Fast (count) on custom types in Clojure, and how to participate in data abstractions

2013-03-27

It was supposed to be a Stackoverflow question. As often happens, I've resolved the issue while trying to describe it properly. Here they are, the questions answered.

I've got a custom data type which I'd like to implement some core Clojure protocols. This is the kind of implementation recommended in the Clojure Programming book (page 294), and found elsewhere on the web:

(deftype X [x]
  clojure.lang.IPersistentCollection
  (count [this]
    (println :X-count)
    (count (.x this)))
  clojure.lang.Seqable
  (seq [this]
   (println :X-seq)
   (seq (.x this))))

The problem is that if I imlpement c.l.Seqable, than all calls to (count my-coll) are dispatched via (seq my-coll) first.

(count (X. [1 2 3]))
; => :X-seq
; => 3

Obviously, it is inefficient, and I'd like (count) on values of type X to use the known length of .x attribute. If I omit a c.l.Seqable implementation, I get an AbstractMethodError instead:

(count (X. [1 2 3]))
; => AbstractMethodError   clojure.lang.RT.seqFrom (RT.java:480)
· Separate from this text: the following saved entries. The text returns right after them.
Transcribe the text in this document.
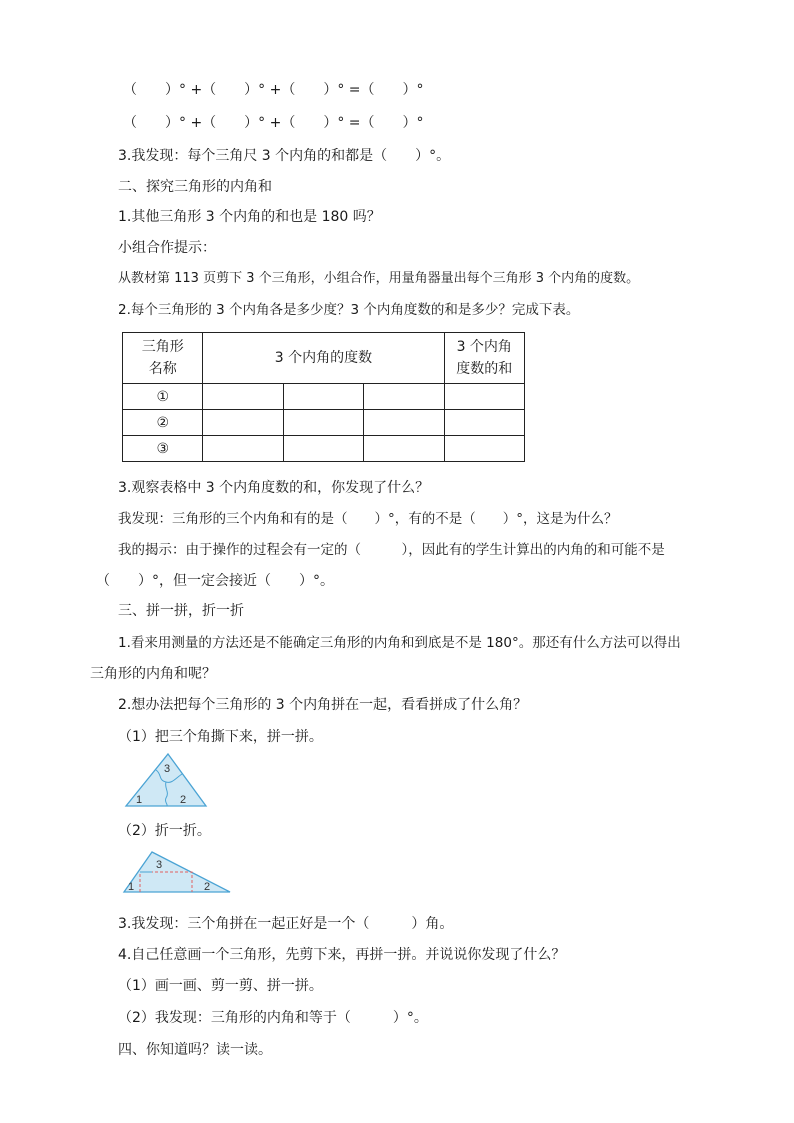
（　　）° +（　　）° +（　　）° =（　　）°
（　　）° +（　　）° +（　　）° =（　　）°
3.我发现：每个三角尺 3 个内角的和都是（　　）°。
二、探究三角形的内角和
1.其他三角形 3 个内角的和也是 180 吗？
小组合作提示：
从教材第 113 页剪下 3 个三角形，小组合作，用量角器量出每个三角形 3 个内角的度数。
2.每个三角形的 3 个内角各是多少度？3 个内角度数的和是多少？完成下表。
三角形
名称	3 个内角的度数			3 个内角
度数的和
①				
②				
③				
3.观察表格中 3 个内角度数的和，你发现了什么？
我发现：三角形的三个内角和有的是（　　）°，有的不是（　　）°，这是为什么？
我的揭示：由于操作的过程会有一定的（　　　），因此有的学生计算出的内角的和可能不是
（　　）°，但一定会接近（　　）°。
三、拼一拼，折一折
1.看来用测量的方法还是不能确定三角形的内角和到底是不是 180°。那还有什么方法可以得出
三角形的内角和呢？
2.想办法把每个三角形的 3 个内角拼在一起，看看拼成了什么角？
（1）把三个角撕下来，拼一拼。
3
1	2
（2）折一折。
3
1	2
3.我发现：三个角拼在一起正好是一个（　　　）角。
4.自己任意画一个三角形，先剪下来，再拼一拼。并说说你发现了什么？
（1）画一画、剪一剪、拼一拼。
（2）我发现：三角形的内角和等于（　　　）°。
四、你知道吗？读一读。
It still tries to build a sequence first, doesn't it? By pure chance I discovered clojure.lang.Counted (thanks to auto-completion in nrepl.el), and implementing that (count) seems to do the right thing:

(deftype X [x]
  clojure.lang.Counted
  (count [this]
    (println :Counted-count)
    (count (.x this))))
; => user.X
(count (X. [1 2 3]))
; => :Counted-count
; => 3

The questions

Some Clojure data abstractions implement similarly named methods, and it's unclear which one is going to be used.
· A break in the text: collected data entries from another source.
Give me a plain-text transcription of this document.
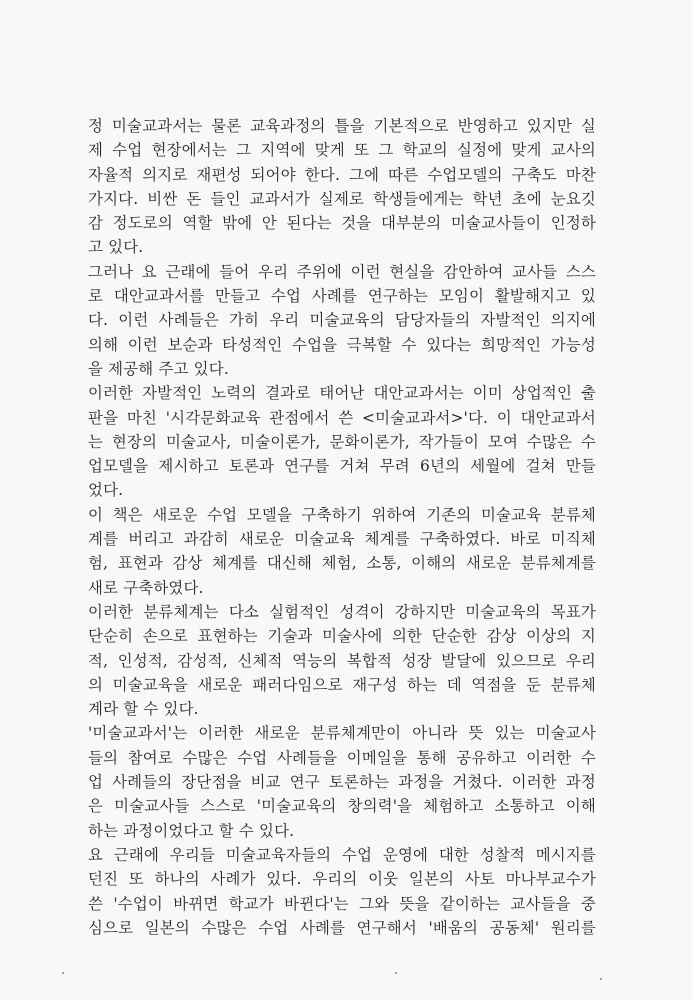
정 미술교과서는 물론 교육과정의 틀을 기본적으로 반영하고 있지만 실
제 수업 현장에서는 그 지역에 맞게 또 그 학교의 실정에 맞게 교사의
자율적 의지로 재편성 되어야 한다. 그에 따른 수업모델의 구축도 마찬
가지다. 비싼 돈 들인 교과서가 실제로 학생들에게는 학년 초에 눈요깃
감 정도로의 역할 밖에 안 된다는 것을 대부분의 미술교사들이 인정하
고 있다.
그러나 요 근래에 들어 우리 주위에 이런 현실을 감안하여 교사들 스스
로 대안교과서를 만들고 수업 사례를 연구하는 모임이 활발해지고 있
다. 이런 사례들은 가히 우리 미술교육의 담당자들의 자발적인 의지에
의해 이런 보순과 타성적인 수업을 극복할 수 있다는 희망적인 가능성
을 제공해 주고 있다.
이러한 자발적인 노력의 결과로 태어난 대안교과서는 이미 상업적인 출
판을 마친 '시각문화교육 관점에서 쓴 <미술교과서>'다. 이 대안교과서
는 현장의 미술교사, 미술이론가, 문화이론가, 작가들이 모여 수많은 수
업모델을 제시하고 토론과 연구를 거쳐 무려 6년의 세월에 걸쳐 만들
었다.
이 책은 새로운 수업 모델을 구축하기 위하여 기존의 미술교육 분류체
계를 버리고 과감히 새로운 미술교육 체계를 구축하였다. 바로 미직체
험, 표현과 감상 체계를 대신해 체험, 소통, 이해의 새로운 분류체계를
새로 구축하였다.
이러한 분류체계는 다소 실험적인 성격이 강하지만 미술교육의 목표가
단순히 손으로 표현하는 기술과 미술사에 의한 단순한 감상 이상의 지
적, 인성적, 감성적, 신체적 역능의 복합적 성장 발달에 있으므로 우리
의 미술교육을 새로운 패러다임으로 재구성 하는 데 역점을 둔 분류체
계라 할 수 있다.
'미술교과서'는 이러한 새로운 분류체계만이 아니라 뜻 있는 미술교사
들의 참여로 수많은 수업 사례들을 이메일을 통해 공유하고 이러한 수
업 사례들의 장단점을 비교 연구 토론하는 과정을 거쳤다. 이러한 과정
은 미술교사들 스스로 '미술교육의 창의력'을 체험하고 소통하고 이해
하는 과정이었다고 할 수 있다.
요 근래에 우리들 미술교육자들의 수업 운영에 대한 성찰적 메시지를
던진 또 하나의 사례가 있다. 우리의 이웃 일본의 사토 마나부교수가
쓴 '수업이 바뀌면 학교가 바뀐다'는 그와 뜻을 같이하는 교사들을 중
심으로 일본의 수많은 수업 사례를 연구해서 '배움의 공동체' 원리를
1) In the example above, IPersistentCollection offers int count(), and extends Seqable, why a generic Seqable implementation of (count) is used?

2) Counted is not extending anything, why its implementation of (count) is preferred over Seqable?

3) How one is supposed to discover the right protocol and method to implement? (Apart from asking someone else and feeling lucky about random snippets on the web).

And the answers

To explain the question 3), let's say one wants to implement (conj) for a new data type. (source conj) is pretty useless, it appears to be a tautology:

(. clojure.lang.RT (conj coll x)

But it gives a hint. One needs to read RT.java find conj there, and see, that it is actually cons of IPersistentCollection.

Protocol methods are not easily discoverable. It appears that the source of RT.java is the best guide to what protocols Clojure functions depend on.

It answers also the second question. The precedence of Counted over Seqable is hard-coded:

public static int count(Object o){
    if(o instanceof Counted)
        return ((Counted) o).count();
    return countFrom(Util.ret1(o, o = null));
}

RT.java answers also the first question. In countFrom(), all IPersistentCollections are converted to sequences. On true Collections, the .size() method is called. In this case, the hierarchy of interfaces doesn't matter.

Bottom line. (scaffold) function from Clojure Programming is useful, but insufficient to choose the protocols and methods which need to be implemented. The source of RT.java is really helpful.

I suppose a piece of documentation on participating in Clojure data abstractions is missing. Many programmers can benefit from a map of core protocols and their relations. Basically, we need a mapping {:clojure.core.function [:Protocol :method]}. Unfortunately, RT.java is full of special cases, and I don't know how to represent them visually. It may become a mapping of {[:function :type] [:Protocol :method]}.